A graduate seminar with content varying according to the needs and experiences of students and the instructor of record. May be repeated for up to three hours credit as content varies.

ENVS 5300. The Regulatory Environment. 3 Credit Hours (Lecture: 3 Hours, Lab: 0 Hours).

A survey of local, state, national, and international regulatory agencies to include their organization and authority. Case studies of environmental problems and legislated regulations are covered.

ENVS 5310. Environmental Geology. 3 Credit Hours (Lecture: 3 Hours, Lab: 0 Hours).

Explores the physical controls geology imparts to the global ecosystem through systems analysis of geologic processes. Hydrologic processes, river system processes and restoration, energy resources, coastal systems, and karst systems are all potential topics explored. Credit for both ENVS 5310 and GEOL 5310 will not be awarded. Prerequisites: GEOL 1403 or consent of department head.

ENVS 5320. Issues in Water Resources. 3 Credit Hours (Lecture: 3 Hours, Lab: 0 Hours).

This course will provide a broad introduction to the critical issues relating to the world's freshwater resources. Students will examine the occurrence, use, management, and conservation of water and water resources in the U.S. and the world. Students will develop an understanding of the history and current issues in water resources and the environmental problems and political response to these issues.

ENVS 5325. Environmental Hydrology. 3 Credit Hours (Lecture: 3 Hours, Lab: 0 Hours).

An examination of the processes that govern the earth's hydrologic cycle such as precipitation, evaporation and transpiration, runoff, infiltration and ground water and an exploration of anthropogenic effects on the hydrologic cycle. Topics include land-atmosphere interactions, movement of water in subsurface environments, contaminant transport in groundwater systems, streamflow generation, surface-water flow dynamics, urban runoff and flood control.

ENVS 5328. Environmental Literacy. 3 Credit Hours (Lecture: 3 Hours, Lab: 0 Hours).

Scientific, social, business, and educational aspects of environmental topics, to include biodiversity, water quality, point and nonpoint source pollution control, carcinogens in the environment, industrial and agricultural chemicals, ozone hole and CFCs, global warming, deforestation, natural resource conservation, waste management, sustainable development, ecosystems, air quality, and green consumerism.

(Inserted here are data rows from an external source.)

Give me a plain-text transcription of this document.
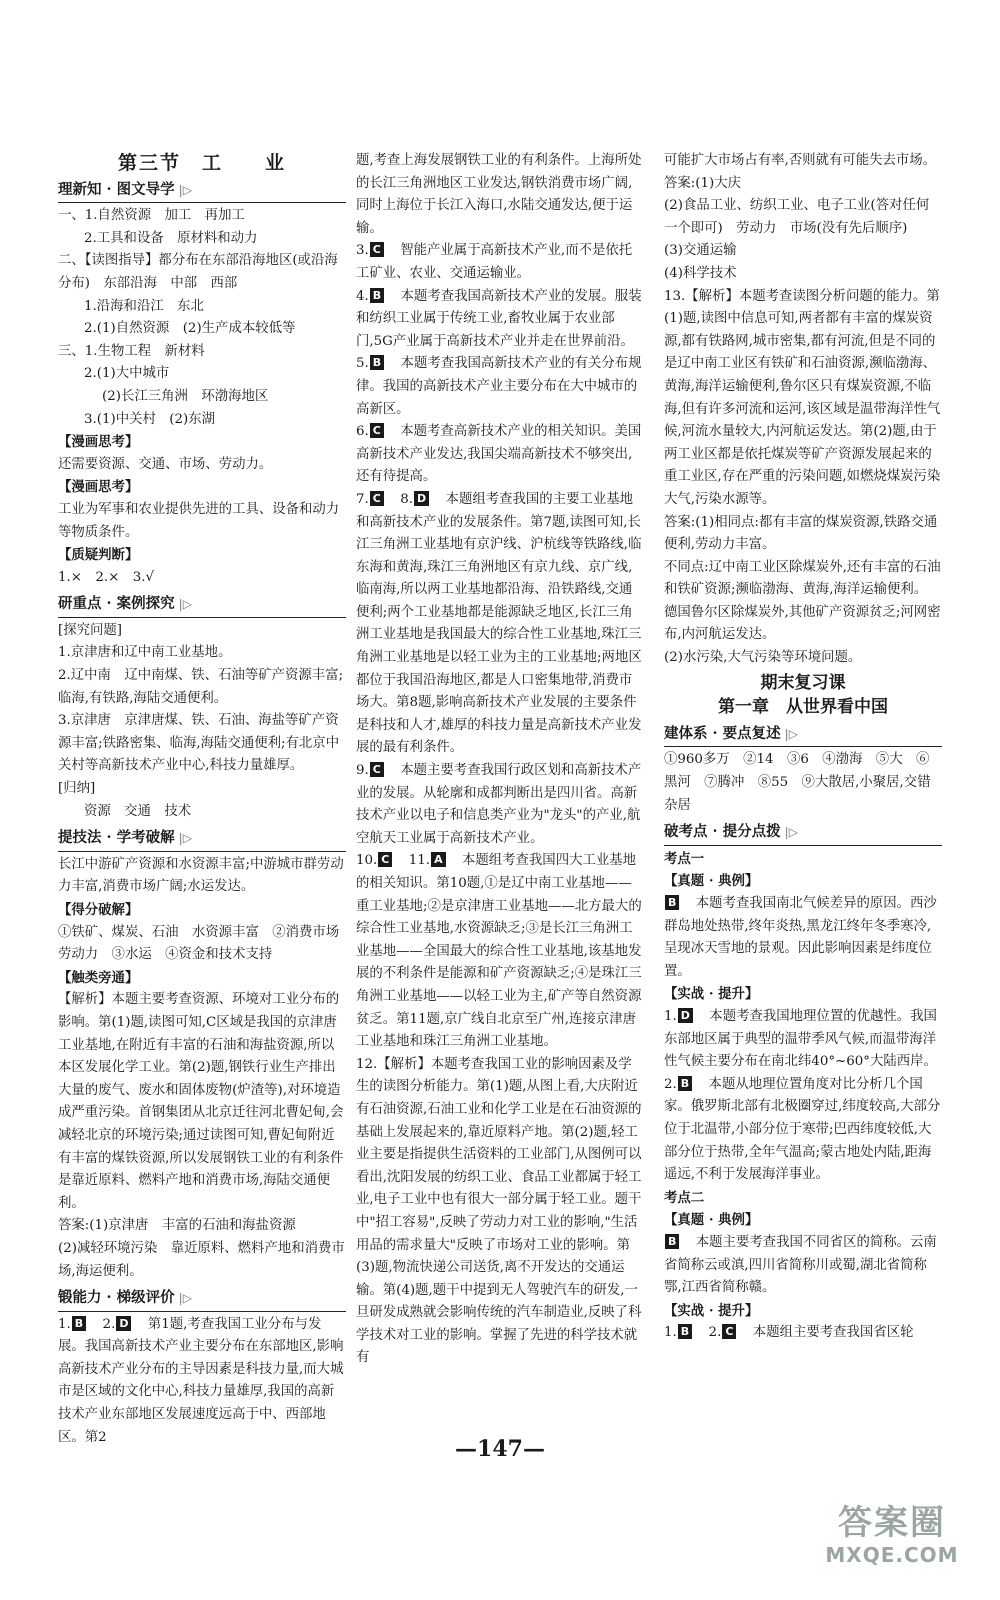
第三节　工　　业
理新知 · 图文导学 |▷

一、1.自然资源　加工　再加工

2.工具和设备　原材料和动力

二、【读图指导】都分布在东部沿海地区(或沿海分布)　东部沿海　中部　西部

1.沿海和沿江　东北

2.(1)自然资源　(2)生产成本较低等

三、1.生物工程　新材料

2.(1)大中城市

(2)长江三角洲　环渤海地区

3.(1)中关村　(2)东湖

【漫画思考】

还需要资源、交通、市场、劳动力。

【漫画思考】

工业为军事和农业提供先进的工具、设备和动力等物质条件。

【质疑判断】

1.×　2.×　3.√

研重点 · 案例探究 |▷

[探究问题]

1.京津唐和辽中南工业基地。

2.辽中南　辽中南煤、铁、石油等矿产资源丰富;临海,有铁路,海陆交通便利。

3.京津唐　京津唐煤、铁、石油、海盐等矿产资源丰富;铁路密集、临海,海陆交通便利;有北京中关村等高新技术产业中心,科技力量雄厚。

[归纳]

资源　交通　技术

提技法 · 学考破解 |▷

长江中游矿产资源和水资源丰富;中游城市群劳动力丰富,消费市场广阔;水运发达。

【得分破解】

①铁矿、煤炭、石油　水资源丰富　②消费市场　劳动力　③水运　④资金和技术支持

【触类旁通】

【解析】本题主要考查资源、环境对工业分布的影响。第(1)题,读图可知,C区域是我国的京津唐工业基地,在附近有丰富的石油和海盐资源,所以本区发展化学工业。第(2)题,钢铁行业生产排出大量的废气、废水和固体废物(炉渣等),对环境造成严重污染。首钢集团从北京迁往河北曹妃甸,会减轻北京的环境污染;通过读图可知,曹妃甸附近有丰富的煤铁资源,所以发展钢铁工业的有利条件是靠近原料、燃料产地和消费市场,海陆交通便利。

答案:(1)京津唐　丰富的石油和海盐资源

(2)减轻环境污染　靠近原料、燃料产地和消费市场,海运便利。

锻能力 · 梯级评价 |▷

1. B　2. D　第1题,考查我国工业分布与发展。我国高新技术产业主要分布在东部地区,影响高新技术产业分布的主导因素是科技力量,而大城市是区域的文化中心,科技力量雄厚,我国的高新技术产业东部地区发展速度远高于中、西部地区。第2

题,考查上海发展钢铁工业的有利条件。上海所处的长江三角洲地区工业发达,钢铁消费市场广阔,同时上海位于长江入海口,水陆交通发达,便于运输。

3. C　智能产业属于高新技术产业,而不是依托工矿业、农业、交通运输业。

4. B　本题考查我国高新技术产业的发展。服装和纺织工业属于传统工业,畜牧业属于农业部门,5G产业属于高新技术产业并走在世界前沿。

5. B　本题考查我国高新技术产业的有关分布规律。我国的高新技术产业主要分布在大中城市的高新区。

6. C　本题考查高新技术产业的相关知识。美国高新技术产业发达,我国尖端高新技术不够突出,还有待提高。

7. C　8. D　本题组考查我国的主要工业基地和高新技术产业的发展条件。第7题,读图可知,长江三角洲工业基地有京沪线、沪杭线等铁路线,临东海和黄海,珠江三角洲地区有京九线、京广线,临南海,所以两工业基地都沿海、沿铁路线,交通便利;两个工业基地都是能源缺乏地区,长江三角洲工业基地是我国最大的综合性工业基地,珠江三角洲工业基地是以轻工业为主的工业基地;两地区都位于我国沿海地区,都是人口密集地带,消费市场大。第8题,影响高新技术产业发展的主要条件是科技和人才,雄厚的科技力量是高新技术产业发展的最有利条件。

9. C　本题主要考查我国行政区划和高新技术产业的发展。从轮廓和成都判断出是四川省。高新技术产业以电子和信息类产业为"龙头"的产业,航空航天工业属于高新技术产业。

10. C　11. A　本题组考查我国四大工业基地的相关知识。第10题,①是辽中南工业基地——重工业基地;②是京津唐工业基地——北方最大的综合性工业基地,水资源缺乏;③是长江三角洲工业基地——全国最大的综合性工业基地,该基地发展的不利条件是能源和矿产资源缺乏;④是珠江三角洲工业基地——以轻工业为主,矿产等自然资源贫乏。第11题,京广线自北京至广州,连接京津唐工业基地和珠江三角洲工业基地。

12.【解析】本题考查我国工业的影响因素及学生的读图分析能力。第(1)题,从图上看,大庆附近有石油资源,石油工业和化学工业是在石油资源的基础上发展起来的,靠近原料产地。第(2)题,轻工业主要是指提供生活资料的工业部门,从图例可以看出,沈阳发展的纺织工业、食品工业都属于轻工业,电子工业中也有很大一部分属于轻工业。题干中"招工容易",反映了劳动力对工业的影响,"生活用品的需求量大"反映了市场对工业的影响。第(3)题,物流快递公司送货,离不开发达的交通运输。第(4)题,题干中提到无人驾驶汽车的研发,一旦研发成熟就会影响传统的汽车制造业,反映了科学技术对工业的影响。掌握了先进的科学技术就有

可能扩大市场占有率,否则就有可能失去市场。

答案:(1)大庆

(2)食品工业、纺织工业、电子工业(答对任何一个即可)　劳动力　市场(没有先后顺序)

(3)交通运输

(4)科学技术

13.【解析】本题考查读图分析问题的能力。第(1)题,读图中信息可知,两者都有丰富的煤炭资源,都有铁路网,城市密集,都有河流,但是不同的是辽中南工业区有铁矿和石油资源,濒临渤海、黄海,海洋运输便利,鲁尔区只有煤炭资源,不临海,但有许多河流和运河,该区域是温带海洋性气候,河流水量较大,内河航运发达。第(2)题,由于两工业区都是依托煤炭等矿产资源发展起来的重工业区,存在严重的污染问题,如燃烧煤炭污染大气,污染水源等。

答案:(1)相同点:都有丰富的煤炭资源,铁路交通便利,劳动力丰富。

不同点:辽中南工业区除煤炭外,还有丰富的石油和铁矿资源;濒临渤海、黄海,海洋运输便利。

德国鲁尔区除煤炭外,其他矿产资源贫乏;河网密布,内河航运发达。

(2)水污染,大气污染等环境问题。

期末复习课
第一章　从世界看中国
建体系 · 要点复述 |▷

①960多万　②14　③6　④渤海　⑤大　⑥黑河　⑦腾冲　⑧55　⑨大散居,小聚居,交错杂居

破考点 · 提分点拨 |▷

考点一

【真题 · 典例】

B　本题考查我国南北气候差异的原因。西沙群岛地处热带,终年炎热,黑龙江终年冬季寒冷,呈现冰天雪地的景观。因此影响因素是纬度位置。

【实战 · 提升】

1. D　本题考查我国地理位置的优越性。我国东部地区属于典型的温带季风气候,而温带海洋性气候主要分布在南北纬40°~60°大陆西岸。

2. B　本题从地理位置角度对比分析几个国家。俄罗斯北部有北极圈穿过,纬度较高,大部分位于北温带,小部分位于寒带;巴西纬度较低,大部分位于热带,全年气温高;蒙古地处内陆,距海遥远,不利于发展海洋事业。

考点二

【真题 · 典例】

B　本题主要考查我国不同省区的简称。云南省简称云或滇,四川省简称川或蜀,湖北省简称鄂,江西省简称赣。

【实战 · 提升】

1. B　2. C　本题组主要考查我国省区轮

—147—
答案圈
MXQE.COM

ENVS 5329. Applications of Geographic Information Systems in Environmental Science. 3 Credit Hours (Lecture: 2 Hours, Lab: 3 Hours).

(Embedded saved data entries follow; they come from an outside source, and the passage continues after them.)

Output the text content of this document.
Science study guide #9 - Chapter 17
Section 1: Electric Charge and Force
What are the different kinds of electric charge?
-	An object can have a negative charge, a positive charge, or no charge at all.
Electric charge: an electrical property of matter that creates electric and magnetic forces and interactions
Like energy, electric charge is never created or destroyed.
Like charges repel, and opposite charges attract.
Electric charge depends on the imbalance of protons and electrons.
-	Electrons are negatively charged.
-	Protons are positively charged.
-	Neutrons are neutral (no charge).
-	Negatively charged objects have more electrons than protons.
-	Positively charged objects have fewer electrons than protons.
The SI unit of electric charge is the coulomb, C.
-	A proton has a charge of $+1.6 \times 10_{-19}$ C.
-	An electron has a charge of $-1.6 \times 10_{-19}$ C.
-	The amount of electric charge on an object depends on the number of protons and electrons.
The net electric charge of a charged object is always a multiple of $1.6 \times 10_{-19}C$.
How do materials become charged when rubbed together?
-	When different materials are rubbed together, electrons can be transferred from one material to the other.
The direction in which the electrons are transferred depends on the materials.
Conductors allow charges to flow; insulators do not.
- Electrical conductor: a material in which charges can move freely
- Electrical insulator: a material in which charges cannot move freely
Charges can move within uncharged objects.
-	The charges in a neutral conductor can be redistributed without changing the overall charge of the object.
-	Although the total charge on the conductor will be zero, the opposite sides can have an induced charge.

Environmental and natural resource applications of Geographic Information Systems. Introduction to spatial analysis and 3-D analysis. The availability and uses of digital resources. Prerequisite: EASC 2320. Lab fee $15.

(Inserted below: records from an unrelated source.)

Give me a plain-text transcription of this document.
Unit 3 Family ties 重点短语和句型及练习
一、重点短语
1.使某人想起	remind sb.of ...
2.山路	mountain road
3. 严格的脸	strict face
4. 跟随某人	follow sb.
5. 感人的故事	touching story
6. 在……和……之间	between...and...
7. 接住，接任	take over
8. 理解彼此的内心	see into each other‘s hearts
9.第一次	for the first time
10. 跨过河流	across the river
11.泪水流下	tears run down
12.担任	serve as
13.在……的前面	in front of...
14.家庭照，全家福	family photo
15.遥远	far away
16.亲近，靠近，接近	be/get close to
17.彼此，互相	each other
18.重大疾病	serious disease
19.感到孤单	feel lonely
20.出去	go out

ENVS 5335. Watershed Modeling. 3 Credit Hours (Lecture: 2 Hours, Lab: 3 Hours).

The course will explore commonly used watershed models that can be used in linking sources of pollutants to receiving waterbodies. The course will explore large watershed, streamflow, water quality, urban watershed, and agricultural watershed models. Information will include model calibration and evaluation techniques.

ENVS 5340. Soil Bioremediation. 3 Credit Hours (Lecture: 3 Hours, Lab: 0 Hours).

ENVS 5341. Environmental Site Assessment. 3 Credit Hours (Lecture: 3 Hours, Lab: 0 Hours).

Introduction to Phase I and Phase II investigations, principles of siting and installation of monitoring wells, a review of sampling methods and sample design, and the use of water quality data to characterize subsurface contamination. Prerequisite Course(s): Hydrogeology or consent of Department Head.

ENVS 5380. Research and Writing in Agriculture and Environmental Science. 3 Credit Hours (Lecture: 3 Hours, Lab: 0 Hours).

Preparation of writing samples, technical reviews, and/or professional manuscripts related to various topics in agriculture or environmental science. Prerequisite: Approved research methodology course. Cross-listed with AGRI 5380.

ENVS 5390. Topics in Environmental Science. 3 Credit Hours (Lecture: 3 Hours, Lab: 0 Hours).

Scientific aspects of varied environmental topics, which may include waste disposal, wetlands, air pollution, energy, bioremediation, or watershed analysis. May be repeated for credit as topics vary. Prerequisites: 12 hours of science (including six hours of chemistry) or approval of department head.